Akibat Perang Irak yang Perlu Diwaspadai

Posted by Admin on Monday, 24 February 2003 | Opini

Oleh Sayidiman Suryohadiprojo

Meskipun opini publik dunia yang menentang perang terhadap Irak makin kuat, namun kehendak Presiden Bush masih tetap kukuh menyerang Irak. Maka sekarang dunia menunggu mana yang lebih kuat pengaruhnya kepada Bush, opini publik dunia yang begitu keras menentang perang atau pendukungnya untuk terus maju perang, bahkan bergerak sendiri kalau PBB dan negara lain tidak mendukung. Masalah yang dihadapi sekarang, apa akibatnya kalau perang dilaksanakan?

Dengan supremasi kekuatan militernya, AS dapat memaksakan satu perang cepat. Namun serangan yang cepat mengalahkan kekuatan militer Irak tidak dengan sendirinya disertai penangkapan atau likuidasi Saddam Hussein. Hal itu sudah terbukti jelas di Afghanistan, AS hingga kini belum dapat menangkap Osama bin Laden dan menghancurkan Al-Qaeda. Padahal itu tujuan perang Afghanistan.

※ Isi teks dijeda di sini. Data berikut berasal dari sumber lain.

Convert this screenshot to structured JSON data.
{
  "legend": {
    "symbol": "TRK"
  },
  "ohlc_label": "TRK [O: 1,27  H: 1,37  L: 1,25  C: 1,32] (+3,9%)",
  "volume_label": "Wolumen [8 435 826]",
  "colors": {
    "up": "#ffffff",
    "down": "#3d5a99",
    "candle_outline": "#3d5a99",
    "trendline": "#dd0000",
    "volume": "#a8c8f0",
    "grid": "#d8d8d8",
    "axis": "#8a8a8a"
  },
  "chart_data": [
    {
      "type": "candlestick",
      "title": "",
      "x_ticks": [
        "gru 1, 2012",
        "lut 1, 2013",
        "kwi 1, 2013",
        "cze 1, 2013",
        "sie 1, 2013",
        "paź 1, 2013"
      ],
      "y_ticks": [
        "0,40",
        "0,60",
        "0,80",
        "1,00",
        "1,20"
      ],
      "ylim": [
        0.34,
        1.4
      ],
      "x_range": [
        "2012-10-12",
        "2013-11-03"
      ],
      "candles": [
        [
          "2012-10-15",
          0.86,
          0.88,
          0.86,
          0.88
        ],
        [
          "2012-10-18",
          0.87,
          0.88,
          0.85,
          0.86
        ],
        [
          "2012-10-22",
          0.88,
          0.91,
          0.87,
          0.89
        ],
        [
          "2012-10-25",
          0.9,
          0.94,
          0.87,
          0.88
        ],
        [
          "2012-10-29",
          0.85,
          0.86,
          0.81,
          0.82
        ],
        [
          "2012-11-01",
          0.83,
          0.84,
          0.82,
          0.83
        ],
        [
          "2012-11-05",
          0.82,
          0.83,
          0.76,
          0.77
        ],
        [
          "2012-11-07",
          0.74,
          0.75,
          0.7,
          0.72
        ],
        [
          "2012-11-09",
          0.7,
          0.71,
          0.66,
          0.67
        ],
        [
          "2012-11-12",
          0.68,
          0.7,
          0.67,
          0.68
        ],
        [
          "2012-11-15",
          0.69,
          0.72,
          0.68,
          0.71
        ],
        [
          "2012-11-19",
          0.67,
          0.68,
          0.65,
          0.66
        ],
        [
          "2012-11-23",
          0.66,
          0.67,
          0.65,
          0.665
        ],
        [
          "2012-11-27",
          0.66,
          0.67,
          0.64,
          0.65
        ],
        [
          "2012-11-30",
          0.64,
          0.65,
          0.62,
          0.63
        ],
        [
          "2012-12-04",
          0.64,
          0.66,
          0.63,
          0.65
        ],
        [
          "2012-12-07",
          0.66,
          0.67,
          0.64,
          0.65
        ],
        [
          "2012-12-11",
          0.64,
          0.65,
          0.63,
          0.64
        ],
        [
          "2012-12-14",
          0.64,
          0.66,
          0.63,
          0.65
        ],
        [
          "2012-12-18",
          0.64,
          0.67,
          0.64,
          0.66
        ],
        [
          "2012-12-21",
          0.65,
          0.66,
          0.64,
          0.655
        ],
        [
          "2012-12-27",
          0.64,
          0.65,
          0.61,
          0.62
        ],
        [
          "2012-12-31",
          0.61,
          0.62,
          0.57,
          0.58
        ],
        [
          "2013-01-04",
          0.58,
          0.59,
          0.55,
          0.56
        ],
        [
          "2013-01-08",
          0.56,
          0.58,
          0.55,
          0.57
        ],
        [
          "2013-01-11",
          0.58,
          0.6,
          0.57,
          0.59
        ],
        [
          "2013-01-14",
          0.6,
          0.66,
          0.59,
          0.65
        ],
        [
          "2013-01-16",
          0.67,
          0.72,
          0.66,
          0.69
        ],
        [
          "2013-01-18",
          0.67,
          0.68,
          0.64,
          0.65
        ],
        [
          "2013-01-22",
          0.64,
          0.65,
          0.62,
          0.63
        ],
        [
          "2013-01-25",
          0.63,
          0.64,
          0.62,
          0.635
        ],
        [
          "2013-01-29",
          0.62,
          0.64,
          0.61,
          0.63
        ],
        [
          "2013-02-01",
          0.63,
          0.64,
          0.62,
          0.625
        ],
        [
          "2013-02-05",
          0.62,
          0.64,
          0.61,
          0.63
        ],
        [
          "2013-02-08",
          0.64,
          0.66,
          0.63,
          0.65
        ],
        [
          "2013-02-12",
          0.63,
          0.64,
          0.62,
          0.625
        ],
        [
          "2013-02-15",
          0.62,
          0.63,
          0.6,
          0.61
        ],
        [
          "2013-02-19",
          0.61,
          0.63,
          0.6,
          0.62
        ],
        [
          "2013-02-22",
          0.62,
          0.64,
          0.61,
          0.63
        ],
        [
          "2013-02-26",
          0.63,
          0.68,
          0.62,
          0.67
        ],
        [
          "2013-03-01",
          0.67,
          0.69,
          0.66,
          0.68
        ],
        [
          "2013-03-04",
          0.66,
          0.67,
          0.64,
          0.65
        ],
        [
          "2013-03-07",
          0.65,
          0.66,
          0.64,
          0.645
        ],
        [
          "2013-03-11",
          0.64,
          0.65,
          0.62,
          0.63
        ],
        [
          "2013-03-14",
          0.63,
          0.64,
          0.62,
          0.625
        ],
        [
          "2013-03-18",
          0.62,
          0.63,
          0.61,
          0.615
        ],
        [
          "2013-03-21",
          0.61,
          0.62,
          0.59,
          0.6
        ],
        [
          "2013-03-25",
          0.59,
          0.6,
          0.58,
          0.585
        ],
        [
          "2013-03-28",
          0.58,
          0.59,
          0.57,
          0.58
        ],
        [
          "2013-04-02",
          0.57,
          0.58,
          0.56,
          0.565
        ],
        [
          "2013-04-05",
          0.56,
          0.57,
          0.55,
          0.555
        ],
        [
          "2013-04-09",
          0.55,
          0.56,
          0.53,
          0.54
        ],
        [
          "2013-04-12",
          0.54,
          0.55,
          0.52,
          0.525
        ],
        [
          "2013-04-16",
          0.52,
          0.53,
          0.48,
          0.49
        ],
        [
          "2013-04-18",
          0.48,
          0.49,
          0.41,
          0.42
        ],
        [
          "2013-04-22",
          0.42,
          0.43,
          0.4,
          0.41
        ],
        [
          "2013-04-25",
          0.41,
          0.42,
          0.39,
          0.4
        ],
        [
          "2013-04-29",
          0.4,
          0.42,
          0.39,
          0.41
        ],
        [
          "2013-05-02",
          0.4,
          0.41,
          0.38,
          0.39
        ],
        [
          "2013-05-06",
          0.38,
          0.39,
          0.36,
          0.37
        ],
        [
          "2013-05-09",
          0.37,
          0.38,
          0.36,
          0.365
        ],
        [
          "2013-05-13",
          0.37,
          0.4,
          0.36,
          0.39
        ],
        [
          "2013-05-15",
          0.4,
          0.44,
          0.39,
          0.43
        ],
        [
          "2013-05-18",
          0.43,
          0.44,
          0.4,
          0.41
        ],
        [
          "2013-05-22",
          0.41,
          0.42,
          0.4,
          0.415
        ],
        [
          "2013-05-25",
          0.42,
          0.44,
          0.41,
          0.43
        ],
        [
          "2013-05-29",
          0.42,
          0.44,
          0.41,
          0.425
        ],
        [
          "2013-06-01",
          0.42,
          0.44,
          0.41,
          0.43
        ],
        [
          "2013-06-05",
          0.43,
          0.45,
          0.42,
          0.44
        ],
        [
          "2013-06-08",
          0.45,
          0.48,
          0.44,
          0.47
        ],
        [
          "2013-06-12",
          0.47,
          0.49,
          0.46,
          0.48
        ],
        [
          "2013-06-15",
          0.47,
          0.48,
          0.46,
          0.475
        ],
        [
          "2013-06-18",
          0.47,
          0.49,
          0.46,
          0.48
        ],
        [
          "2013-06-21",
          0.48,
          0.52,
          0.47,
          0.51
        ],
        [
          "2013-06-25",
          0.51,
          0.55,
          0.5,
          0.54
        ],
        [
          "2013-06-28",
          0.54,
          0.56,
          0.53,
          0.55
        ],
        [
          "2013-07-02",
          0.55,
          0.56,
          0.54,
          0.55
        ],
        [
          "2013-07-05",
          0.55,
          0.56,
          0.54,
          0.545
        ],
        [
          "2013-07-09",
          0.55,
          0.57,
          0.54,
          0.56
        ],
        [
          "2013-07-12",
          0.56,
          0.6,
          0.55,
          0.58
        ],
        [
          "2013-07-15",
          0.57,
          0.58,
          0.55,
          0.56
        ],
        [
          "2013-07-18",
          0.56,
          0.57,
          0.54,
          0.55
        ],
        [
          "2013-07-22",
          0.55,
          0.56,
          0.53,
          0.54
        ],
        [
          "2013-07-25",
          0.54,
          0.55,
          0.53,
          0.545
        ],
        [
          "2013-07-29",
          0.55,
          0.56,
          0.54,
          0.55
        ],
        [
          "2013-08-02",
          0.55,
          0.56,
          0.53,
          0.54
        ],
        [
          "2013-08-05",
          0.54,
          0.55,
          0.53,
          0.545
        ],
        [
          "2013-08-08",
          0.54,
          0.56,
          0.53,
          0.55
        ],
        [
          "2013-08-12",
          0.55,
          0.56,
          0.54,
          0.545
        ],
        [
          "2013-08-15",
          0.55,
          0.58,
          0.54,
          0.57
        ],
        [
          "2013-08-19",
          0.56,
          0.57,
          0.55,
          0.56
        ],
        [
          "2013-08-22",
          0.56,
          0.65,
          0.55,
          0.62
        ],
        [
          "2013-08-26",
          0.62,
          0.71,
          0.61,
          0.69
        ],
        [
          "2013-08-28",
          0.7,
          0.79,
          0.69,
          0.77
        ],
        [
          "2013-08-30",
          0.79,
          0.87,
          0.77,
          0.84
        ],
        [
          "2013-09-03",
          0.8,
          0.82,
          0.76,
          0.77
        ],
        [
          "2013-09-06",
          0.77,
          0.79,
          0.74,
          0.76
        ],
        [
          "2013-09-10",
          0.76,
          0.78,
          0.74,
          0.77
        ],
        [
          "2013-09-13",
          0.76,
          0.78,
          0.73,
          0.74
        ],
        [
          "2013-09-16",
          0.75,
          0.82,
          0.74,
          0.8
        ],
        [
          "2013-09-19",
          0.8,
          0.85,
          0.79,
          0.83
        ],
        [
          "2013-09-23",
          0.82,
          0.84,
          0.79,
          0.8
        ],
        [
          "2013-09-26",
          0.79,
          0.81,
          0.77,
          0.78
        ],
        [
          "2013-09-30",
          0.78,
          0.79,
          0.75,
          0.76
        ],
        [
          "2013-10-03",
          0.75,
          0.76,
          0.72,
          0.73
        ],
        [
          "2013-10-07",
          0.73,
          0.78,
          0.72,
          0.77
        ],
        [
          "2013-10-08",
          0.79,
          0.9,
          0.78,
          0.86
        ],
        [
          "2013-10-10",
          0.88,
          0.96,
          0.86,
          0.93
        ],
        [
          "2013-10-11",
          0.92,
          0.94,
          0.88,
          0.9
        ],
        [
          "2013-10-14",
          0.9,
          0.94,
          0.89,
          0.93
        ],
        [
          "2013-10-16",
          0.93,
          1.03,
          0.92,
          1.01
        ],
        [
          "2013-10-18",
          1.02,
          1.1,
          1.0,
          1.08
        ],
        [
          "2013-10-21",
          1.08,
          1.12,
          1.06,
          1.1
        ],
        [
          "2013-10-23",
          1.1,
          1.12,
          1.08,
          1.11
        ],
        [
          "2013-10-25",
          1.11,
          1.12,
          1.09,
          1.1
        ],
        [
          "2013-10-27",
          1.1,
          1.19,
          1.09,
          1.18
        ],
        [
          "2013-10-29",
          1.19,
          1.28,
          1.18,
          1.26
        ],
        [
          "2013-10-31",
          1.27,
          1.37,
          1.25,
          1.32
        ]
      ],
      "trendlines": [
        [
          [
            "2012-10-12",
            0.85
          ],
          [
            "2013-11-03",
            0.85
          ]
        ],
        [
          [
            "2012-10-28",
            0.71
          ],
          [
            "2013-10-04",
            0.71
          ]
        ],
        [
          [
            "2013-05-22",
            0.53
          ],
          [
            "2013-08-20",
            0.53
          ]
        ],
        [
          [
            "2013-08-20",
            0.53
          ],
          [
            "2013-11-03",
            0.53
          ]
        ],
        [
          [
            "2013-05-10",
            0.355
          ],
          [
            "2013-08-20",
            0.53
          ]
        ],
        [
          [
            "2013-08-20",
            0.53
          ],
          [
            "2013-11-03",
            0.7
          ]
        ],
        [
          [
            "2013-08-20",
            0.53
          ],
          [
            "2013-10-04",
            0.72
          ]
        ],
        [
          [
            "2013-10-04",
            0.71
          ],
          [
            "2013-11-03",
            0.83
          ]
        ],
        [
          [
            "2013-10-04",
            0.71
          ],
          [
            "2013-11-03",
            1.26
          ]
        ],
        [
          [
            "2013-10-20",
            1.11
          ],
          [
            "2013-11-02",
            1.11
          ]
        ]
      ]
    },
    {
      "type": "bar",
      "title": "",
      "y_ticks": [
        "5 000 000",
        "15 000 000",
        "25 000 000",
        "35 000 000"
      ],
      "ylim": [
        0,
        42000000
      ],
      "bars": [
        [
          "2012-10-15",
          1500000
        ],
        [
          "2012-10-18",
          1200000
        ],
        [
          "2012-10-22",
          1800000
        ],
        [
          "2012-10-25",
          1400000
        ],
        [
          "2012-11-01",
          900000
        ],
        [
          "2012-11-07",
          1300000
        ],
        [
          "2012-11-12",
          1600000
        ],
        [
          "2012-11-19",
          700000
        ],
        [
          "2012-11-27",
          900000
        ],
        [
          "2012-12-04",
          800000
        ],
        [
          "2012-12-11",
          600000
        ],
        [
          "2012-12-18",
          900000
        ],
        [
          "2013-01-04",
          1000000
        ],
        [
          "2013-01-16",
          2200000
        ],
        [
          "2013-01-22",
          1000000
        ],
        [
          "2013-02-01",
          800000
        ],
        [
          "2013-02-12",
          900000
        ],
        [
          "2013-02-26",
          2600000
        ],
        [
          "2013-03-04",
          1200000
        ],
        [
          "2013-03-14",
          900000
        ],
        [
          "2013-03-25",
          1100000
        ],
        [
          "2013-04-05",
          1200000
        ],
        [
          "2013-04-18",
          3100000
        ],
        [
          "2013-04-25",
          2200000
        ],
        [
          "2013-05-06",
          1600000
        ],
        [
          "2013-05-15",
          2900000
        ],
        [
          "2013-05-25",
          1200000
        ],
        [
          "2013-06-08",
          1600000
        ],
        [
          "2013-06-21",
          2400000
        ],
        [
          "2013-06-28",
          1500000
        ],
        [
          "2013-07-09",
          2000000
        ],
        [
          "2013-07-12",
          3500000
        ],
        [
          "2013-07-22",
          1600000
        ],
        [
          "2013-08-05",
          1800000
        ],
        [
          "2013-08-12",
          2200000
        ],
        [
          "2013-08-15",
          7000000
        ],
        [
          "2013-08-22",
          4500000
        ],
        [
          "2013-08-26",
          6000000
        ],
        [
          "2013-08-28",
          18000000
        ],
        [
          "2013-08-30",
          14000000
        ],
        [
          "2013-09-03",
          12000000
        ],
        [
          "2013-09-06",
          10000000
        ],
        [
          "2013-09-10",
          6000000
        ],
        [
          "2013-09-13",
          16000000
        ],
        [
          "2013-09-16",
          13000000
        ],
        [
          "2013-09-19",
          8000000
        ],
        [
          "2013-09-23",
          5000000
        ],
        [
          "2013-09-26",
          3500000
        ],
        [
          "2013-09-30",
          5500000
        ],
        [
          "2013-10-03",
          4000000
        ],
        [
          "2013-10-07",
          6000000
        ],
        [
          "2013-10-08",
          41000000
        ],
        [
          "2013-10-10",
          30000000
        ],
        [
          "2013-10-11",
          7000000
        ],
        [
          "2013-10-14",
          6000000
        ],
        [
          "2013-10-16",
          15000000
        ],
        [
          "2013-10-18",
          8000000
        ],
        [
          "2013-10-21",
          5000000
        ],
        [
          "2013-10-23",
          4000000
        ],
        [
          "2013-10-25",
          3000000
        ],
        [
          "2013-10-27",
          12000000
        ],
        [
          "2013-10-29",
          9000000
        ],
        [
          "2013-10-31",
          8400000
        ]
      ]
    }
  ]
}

Selain itu, kemenangan perang di Irak yang cepat belum tentu juga memenangkan damai, yaitu menjadikan Irak kekuatan baru yang memperkuat kepentingan AS dalam segala bidang. Sekarang AS selalu mengatakan bahwa setelah melikuidasi Saddam Hussein, Irak akan dijadikan negara demokrasi yang makmur dan maju yang menjadi kekuatan damai di Timur Tengah dan teladan bagi negara lain di kawasan itu. Akan tetapi sama sekali tidak ada jaminan bahwa mudah untuk menciptakan gambaran ideal itu, sekalipun Saddam Hussein sudah tersingkirkan.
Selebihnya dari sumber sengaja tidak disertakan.